Textile Society of America

 

Authors

Elena Phipps

Date of this Version

2008

Document Type

Article

Citation

Textiles as Cultural Expressions: Proceedings of the 11th Biennial Symposium of the Textile Society of America, September 24–27, 2008, Honolulu, Hawaii

Comments

Copyright 2008 by the author.

Abstract

Introduction

Garments used throughout the Southern Andes from the early Pre-Columbian era to at least the time of the Spanish arrival in the sixteenth century, traditionally were constructed of single or multiple webs of rectangular four-selvaged cloth sometimes folded and seamed, but rarely cut to shape. As a result, the drape and style of most garments retained the rigid outlines of their originally constructed rectangular format.

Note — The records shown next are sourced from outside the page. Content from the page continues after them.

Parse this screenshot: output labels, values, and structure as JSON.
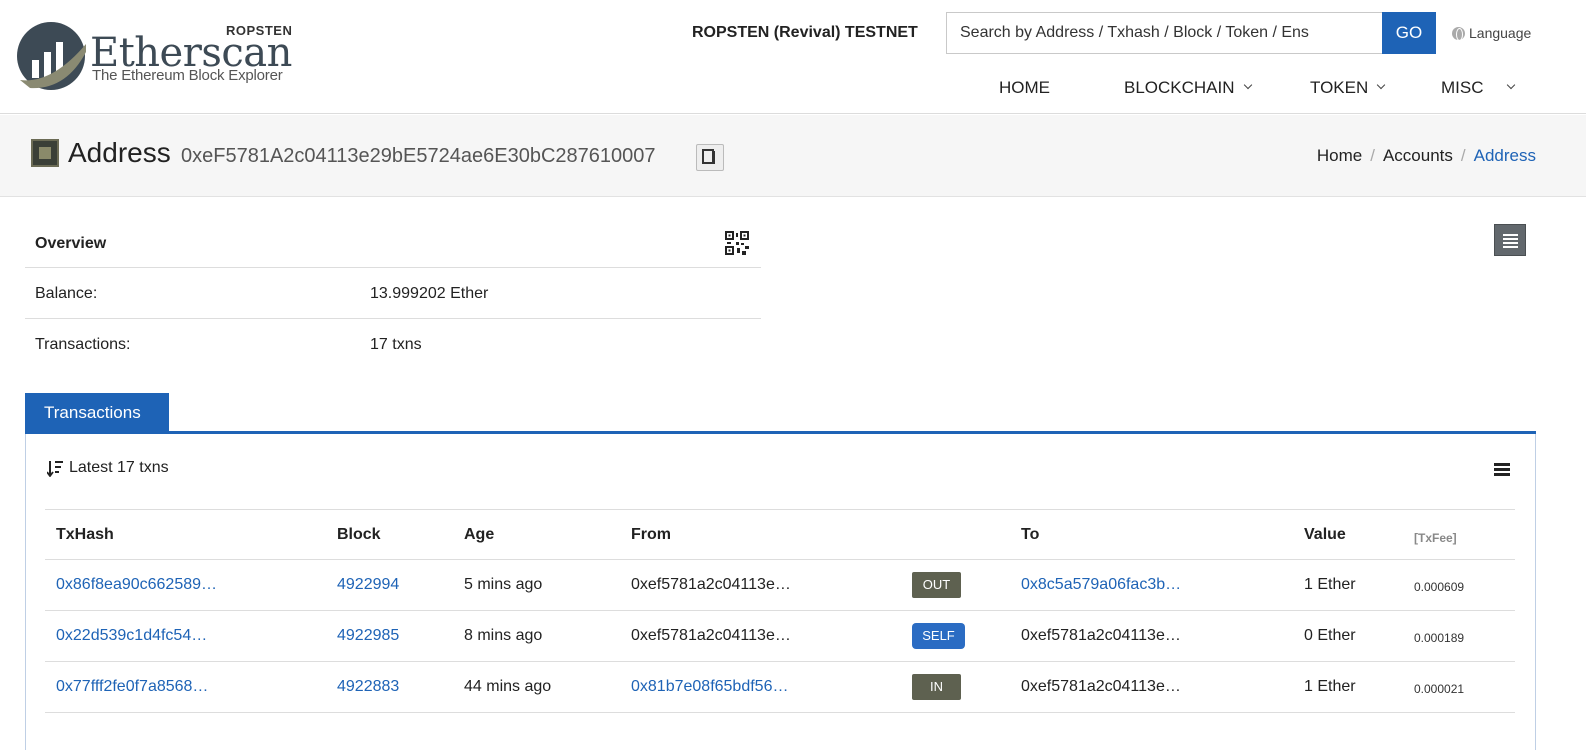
{
  "header": {
    "logo_network": "ROPSTEN",
    "logo_name": "Etherscan",
    "logo_tagline": "The Ethereum Block Explorer",
    "network": "ROPSTEN (Revival) TESTNET",
    "search_placeholder": "Search by Address / Txhash / Block / Token / Ens",
    "go_label": "GO",
    "language_label": "Language",
    "nav": [
      {
        "label": "HOME"
      },
      {
        "label": "BLOCKCHAIN"
      },
      {
        "label": "TOKEN"
      },
      {
        "label": "MISC"
      }
    ]
  },
  "title": {
    "page_title": "Address",
    "address": "0xeF5781A2c04113e29bE5724ae6E30bC287610007",
    "breadcrumb": [
      "Home",
      "Accounts",
      "Address"
    ]
  },
  "overview": {
    "heading": "Overview",
    "rows": [
      {
        "label": "Balance:",
        "value": "13.999202 Ether"
      },
      {
        "label": "Transactions:",
        "value": "17 txns"
      }
    ]
  },
  "tabs": {
    "transactions": "Transactions"
  },
  "transactions": {
    "summary": "Latest 17 txns",
    "columns": {
      "txhash": "TxHash",
      "block": "Block",
      "age": "Age",
      "from": "From",
      "to": "To",
      "value": "Value",
      "fee": "[TxFee]"
    },
    "rows": [
      {
        "txhash": "0x86f8ea90c662589…",
        "block": "4922994",
        "age": "5 mins ago",
        "from": "0xef5781a2c04113e…",
        "direction": "OUT",
        "to": "0x8c5a579a06fac3b…",
        "value": "1 Ether",
        "fee": "0.000609"
      },
      {
        "txhash": "0x22d539c1d4fc54…",
        "block": "4922985",
        "age": "8 mins ago",
        "from": "0xef5781a2c04113e…",
        "direction": "SELF",
        "to": "0xef5781a2c04113e…",
        "value": "0 Ether",
        "fee": "0.000189"
      },
      {
        "txhash": "0x77fff2fe0f7a8568…",
        "block": "4922883",
        "age": "44 mins ago",
        "from": "0x81b7e08f65bdf56…",
        "direction": "IN",
        "to": "0xef5781a2c04113e…",
        "value": "1 Ether",
        "fee": "0.000021"
      }
    ]
  },
  "colors": {
    "accent": "#1e63b6",
    "badge_out": "#5e6150",
    "badge_self": "#2b6cc3",
    "badge_in": "#5e6150"
  }
}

Sometime after the eighth century A.D., along the far south coast of Peru and northern Chile, a different garment style developed. This featured a tunic with wide, curving shoulder, tapered sides, and sometimes bulging lower edges that was woven to shape by utilizing unusual technical features. Found in the region between the southern Peruvian valley of Moquegua and down through Arica and Pica, in northern Chile, these garments are associated with the emergence of the Tiahuanaco culture from highland Bolivia that establishes a presence in the region (900 to 1100 AD). There remain many questions as to the origins of this garment type, and the relationship of these shaped tunics to Tiahuanaco culture. They are ubiquitous yet unique to the region and the Metropolitan Museum has an unusual example of the type. This article focuses on the Museum’s tunic detailing the special technical features and complex method used for it’s construction, while underscoring the extraordinary weaving traditions of the Andes (Fig. 1).